Autódromo Internacional de Benguela
- Full Circuit (1972–1976)
- Location: Benguela, Angola
- Coordinates: 12°36′3.73″S 13°23′2.87″E﻿ / ﻿12.6010361°S 13.3841306°E
- Broke ground: December 1971; 54 years ago
- Opened: 21 May 1972; 53 years ago
- Closed: 1976

Full Circuit (1972–1976)
- Length: 3.958 km (2.459 mi)
- Turns: 10

Short Circuit (1972–1976)
- Length: 2.774 km (1.724 mi)
- Turns: 9

= Autódromo de Benguela =

Circuit

Autódromo de Benguela was a race track located in Benguela, Angola.

== History ==
Autódromo de Benguela was located west of the Benguela airport, about 800 m away from the Atlantic Ocean. The circuit was designed to replace Circuito da Praia Morena, a street circuit in downtown Benguela that had been used for sports car racing since the 1960s. The Autódromo de Benguela was opened on 21 May 1972—one week before the Autódromo de Luanda in Angola's capital—after six months of construction. At that time, only the race track itself had been completed; unlike in Luanda, there was no pit lane or grandstands.

In the following two years, the Autódromo de Benguela was mainly used for some endurance races in the Angolan sports car series. These were the Benguela 500 km races in 1973 and 1974, the first winners being Mário de Araújo Cabral and Antonío Peixinho.

After the Carnation Revolution in Angola's mother country Portugal in 1974, the resulting independence of the African country and the civil war that broke out at the same time, motor sport in Angola initially came to a standstill at the end of 1974. Unlike in Luanda, however, there were still a few races in Benguela in the following years; at least one sports car race is documented for 1976.

The facility subsequently fell into disrepair, and over the years there were only a few privately organised motor sport events. In 1996, for example, a privately organised race took place on the occasion of the 379th anniversary of the city of Benguela, in which several Porsche 911s, a Peugeot 205 and a VW Corrado competed against each other.

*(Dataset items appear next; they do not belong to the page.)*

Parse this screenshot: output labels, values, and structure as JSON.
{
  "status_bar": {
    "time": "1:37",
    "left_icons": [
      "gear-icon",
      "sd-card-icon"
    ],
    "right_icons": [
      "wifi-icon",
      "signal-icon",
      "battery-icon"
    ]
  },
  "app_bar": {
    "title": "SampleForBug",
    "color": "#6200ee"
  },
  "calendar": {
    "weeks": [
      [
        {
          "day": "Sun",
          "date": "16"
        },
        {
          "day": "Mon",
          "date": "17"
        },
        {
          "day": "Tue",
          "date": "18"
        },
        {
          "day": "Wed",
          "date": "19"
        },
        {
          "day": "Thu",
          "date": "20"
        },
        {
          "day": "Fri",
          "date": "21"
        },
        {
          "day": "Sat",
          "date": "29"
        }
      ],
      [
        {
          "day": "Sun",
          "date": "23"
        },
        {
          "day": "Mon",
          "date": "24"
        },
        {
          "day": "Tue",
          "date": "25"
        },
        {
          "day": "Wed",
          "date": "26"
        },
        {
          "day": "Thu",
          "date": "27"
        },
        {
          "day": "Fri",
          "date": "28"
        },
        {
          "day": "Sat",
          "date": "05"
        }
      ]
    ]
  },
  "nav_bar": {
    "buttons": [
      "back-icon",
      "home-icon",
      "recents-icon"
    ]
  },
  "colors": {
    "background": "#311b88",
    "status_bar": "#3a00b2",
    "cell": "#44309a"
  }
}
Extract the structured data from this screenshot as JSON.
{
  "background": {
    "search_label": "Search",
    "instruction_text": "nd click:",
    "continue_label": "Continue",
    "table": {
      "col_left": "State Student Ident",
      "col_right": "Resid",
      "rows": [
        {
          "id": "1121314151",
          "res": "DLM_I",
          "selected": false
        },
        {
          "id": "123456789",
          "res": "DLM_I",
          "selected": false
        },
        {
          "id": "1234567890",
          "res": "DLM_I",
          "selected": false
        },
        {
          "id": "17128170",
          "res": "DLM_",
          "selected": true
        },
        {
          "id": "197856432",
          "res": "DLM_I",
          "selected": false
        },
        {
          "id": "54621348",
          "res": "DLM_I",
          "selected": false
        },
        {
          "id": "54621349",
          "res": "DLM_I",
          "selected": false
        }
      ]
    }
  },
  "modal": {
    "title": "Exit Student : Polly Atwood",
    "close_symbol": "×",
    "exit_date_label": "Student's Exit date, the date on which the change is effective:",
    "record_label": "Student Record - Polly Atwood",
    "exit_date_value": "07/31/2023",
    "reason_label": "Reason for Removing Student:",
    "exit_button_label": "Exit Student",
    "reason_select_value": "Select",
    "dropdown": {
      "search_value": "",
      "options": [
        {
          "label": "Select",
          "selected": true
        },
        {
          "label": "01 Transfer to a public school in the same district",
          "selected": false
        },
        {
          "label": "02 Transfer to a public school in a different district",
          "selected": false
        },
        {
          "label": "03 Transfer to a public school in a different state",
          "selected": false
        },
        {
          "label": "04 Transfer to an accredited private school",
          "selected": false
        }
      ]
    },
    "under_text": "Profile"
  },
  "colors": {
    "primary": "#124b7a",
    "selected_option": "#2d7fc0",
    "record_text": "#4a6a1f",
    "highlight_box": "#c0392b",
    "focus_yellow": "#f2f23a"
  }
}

There is—apart from an isolated note about a motorbike race that is said to have taken place on the track as late as 2001—no evidence that the track was still in intended use in the 21st century. The Autódromo de Benguela has been in a dilapidated state since at least 2005.

== Layout ==
The course was 3.958 km long. It consisted of a long straight and a three-part, uniform combination of curves. A short version of the track could also be used, its length was 2.774 km.